A large number of FTSE 100 organisation have not disclosed details on what forms of cyber risk testing they are carrying out to ensure they stay safe from threats.
A newly released report by Deloitte found that just 21 per cent of companies disclosed in their annual report that they provided cyber security updates to the Board on a regular basis.
According to head of cyber risk services at Deloitte UK, Phill Everson, this type of testing demonstrates “ways to continually and proactively test for flaws, whilst also showing commitment in fixing them if identified.”
However, greater disclosure of this in reports could identify more companies doing so, he added.
The upcoming GDPR regulation is another reason why businesses should be doing more to identify potential flaws, the report says, adding that a fifth of companies is not enough.
Even though a “small portion” of FTSE 100 companies provide security updates to the Board, almost nine in ten (89 per cent) see cyber security as a “principal risk”. Data loss, financial loss and damage to reputation are seen as the biggest concerns.
Everson continues: “An area that has had less recognition in the past is the insider threat, but it is mentioned by 23 companies this year. 17% of companies this year identified malware as a threat, up from 12% last year. In future we expect to see more companies go into greater depth on their strategies to mitigate against employee risk and the threats posed by malware.

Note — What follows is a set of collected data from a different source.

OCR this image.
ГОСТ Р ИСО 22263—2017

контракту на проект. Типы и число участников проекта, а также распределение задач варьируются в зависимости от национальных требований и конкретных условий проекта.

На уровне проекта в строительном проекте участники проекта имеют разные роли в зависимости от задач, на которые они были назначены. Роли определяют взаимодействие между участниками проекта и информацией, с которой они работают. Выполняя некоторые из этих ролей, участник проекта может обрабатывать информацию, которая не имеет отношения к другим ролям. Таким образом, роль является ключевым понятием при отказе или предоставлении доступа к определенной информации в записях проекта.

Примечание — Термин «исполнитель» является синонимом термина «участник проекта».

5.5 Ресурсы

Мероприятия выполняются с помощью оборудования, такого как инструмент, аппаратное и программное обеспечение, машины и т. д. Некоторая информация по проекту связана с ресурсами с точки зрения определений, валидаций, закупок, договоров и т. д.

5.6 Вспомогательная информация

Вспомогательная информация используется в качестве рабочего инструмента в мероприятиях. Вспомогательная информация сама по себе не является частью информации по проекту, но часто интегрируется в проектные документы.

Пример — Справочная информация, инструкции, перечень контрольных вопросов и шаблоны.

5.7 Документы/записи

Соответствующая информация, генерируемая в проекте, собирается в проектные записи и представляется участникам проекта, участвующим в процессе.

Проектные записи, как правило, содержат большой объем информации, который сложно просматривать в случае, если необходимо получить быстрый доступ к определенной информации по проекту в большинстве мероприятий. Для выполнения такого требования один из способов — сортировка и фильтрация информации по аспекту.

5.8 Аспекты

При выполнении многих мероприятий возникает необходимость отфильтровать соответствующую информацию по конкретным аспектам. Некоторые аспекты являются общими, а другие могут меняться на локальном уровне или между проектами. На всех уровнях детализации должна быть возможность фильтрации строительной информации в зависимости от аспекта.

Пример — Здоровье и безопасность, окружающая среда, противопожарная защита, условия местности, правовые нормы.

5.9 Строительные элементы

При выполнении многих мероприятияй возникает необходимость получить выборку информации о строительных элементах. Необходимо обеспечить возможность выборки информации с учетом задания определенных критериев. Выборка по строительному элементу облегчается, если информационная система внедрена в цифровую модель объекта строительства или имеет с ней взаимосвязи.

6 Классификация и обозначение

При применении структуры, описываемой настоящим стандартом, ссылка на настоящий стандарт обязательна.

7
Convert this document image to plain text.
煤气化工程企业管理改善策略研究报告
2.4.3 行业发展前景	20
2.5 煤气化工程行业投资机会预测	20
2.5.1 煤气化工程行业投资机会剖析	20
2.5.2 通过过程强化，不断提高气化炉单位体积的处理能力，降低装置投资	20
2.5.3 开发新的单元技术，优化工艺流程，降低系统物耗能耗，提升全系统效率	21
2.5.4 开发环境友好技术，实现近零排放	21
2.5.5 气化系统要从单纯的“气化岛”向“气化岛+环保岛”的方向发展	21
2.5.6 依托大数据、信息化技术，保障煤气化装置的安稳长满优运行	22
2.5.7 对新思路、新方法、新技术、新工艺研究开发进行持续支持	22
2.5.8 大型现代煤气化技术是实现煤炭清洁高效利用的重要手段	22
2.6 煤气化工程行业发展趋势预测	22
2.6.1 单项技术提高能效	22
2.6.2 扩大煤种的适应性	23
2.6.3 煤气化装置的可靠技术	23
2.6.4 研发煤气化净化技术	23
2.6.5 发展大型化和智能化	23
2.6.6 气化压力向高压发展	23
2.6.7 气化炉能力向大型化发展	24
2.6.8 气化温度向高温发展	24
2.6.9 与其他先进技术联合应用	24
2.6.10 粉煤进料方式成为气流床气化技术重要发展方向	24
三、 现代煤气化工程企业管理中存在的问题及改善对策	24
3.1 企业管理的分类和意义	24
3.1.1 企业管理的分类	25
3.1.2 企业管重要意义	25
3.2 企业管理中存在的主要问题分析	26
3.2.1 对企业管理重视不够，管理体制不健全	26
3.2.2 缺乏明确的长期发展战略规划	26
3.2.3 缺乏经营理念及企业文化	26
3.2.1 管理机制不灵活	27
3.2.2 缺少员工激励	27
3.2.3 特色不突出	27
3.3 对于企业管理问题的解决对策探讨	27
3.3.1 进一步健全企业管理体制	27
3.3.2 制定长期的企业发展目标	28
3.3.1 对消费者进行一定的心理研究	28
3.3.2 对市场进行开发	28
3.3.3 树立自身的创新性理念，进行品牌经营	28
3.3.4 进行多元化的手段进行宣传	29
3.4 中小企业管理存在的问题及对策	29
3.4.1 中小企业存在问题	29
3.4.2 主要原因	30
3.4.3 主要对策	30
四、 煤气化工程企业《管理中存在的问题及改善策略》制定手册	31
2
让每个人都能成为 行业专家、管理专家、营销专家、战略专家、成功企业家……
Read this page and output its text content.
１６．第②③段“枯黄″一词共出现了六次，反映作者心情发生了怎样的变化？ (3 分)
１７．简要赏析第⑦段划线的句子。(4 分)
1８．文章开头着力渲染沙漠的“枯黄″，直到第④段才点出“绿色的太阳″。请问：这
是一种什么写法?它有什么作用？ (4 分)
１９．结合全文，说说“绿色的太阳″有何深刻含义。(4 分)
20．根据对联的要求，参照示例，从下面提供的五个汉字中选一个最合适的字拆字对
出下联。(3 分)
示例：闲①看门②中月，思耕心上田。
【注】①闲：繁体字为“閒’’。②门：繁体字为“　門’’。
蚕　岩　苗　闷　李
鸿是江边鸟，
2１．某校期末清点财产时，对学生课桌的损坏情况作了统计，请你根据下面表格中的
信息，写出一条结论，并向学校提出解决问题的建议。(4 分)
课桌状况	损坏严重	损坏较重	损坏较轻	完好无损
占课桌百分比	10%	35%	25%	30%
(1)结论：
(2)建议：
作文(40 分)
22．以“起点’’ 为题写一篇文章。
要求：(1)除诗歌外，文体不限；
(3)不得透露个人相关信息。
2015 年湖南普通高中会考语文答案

“Elsewhere, we are also seeing companies provide more clarity on who is internally responsible for cyber risk. Over the last two years, one in five companies disclosed the creation of a brand new role or body to have overall accountability on cyber. This shows that companies are upgrading their approach to match the raised level of threat. This brings the total number of FTSE 100 companies with a clearly identified person or team with cyber security responsibility to 38, but we would like to see 100%, and expect investors would as well.”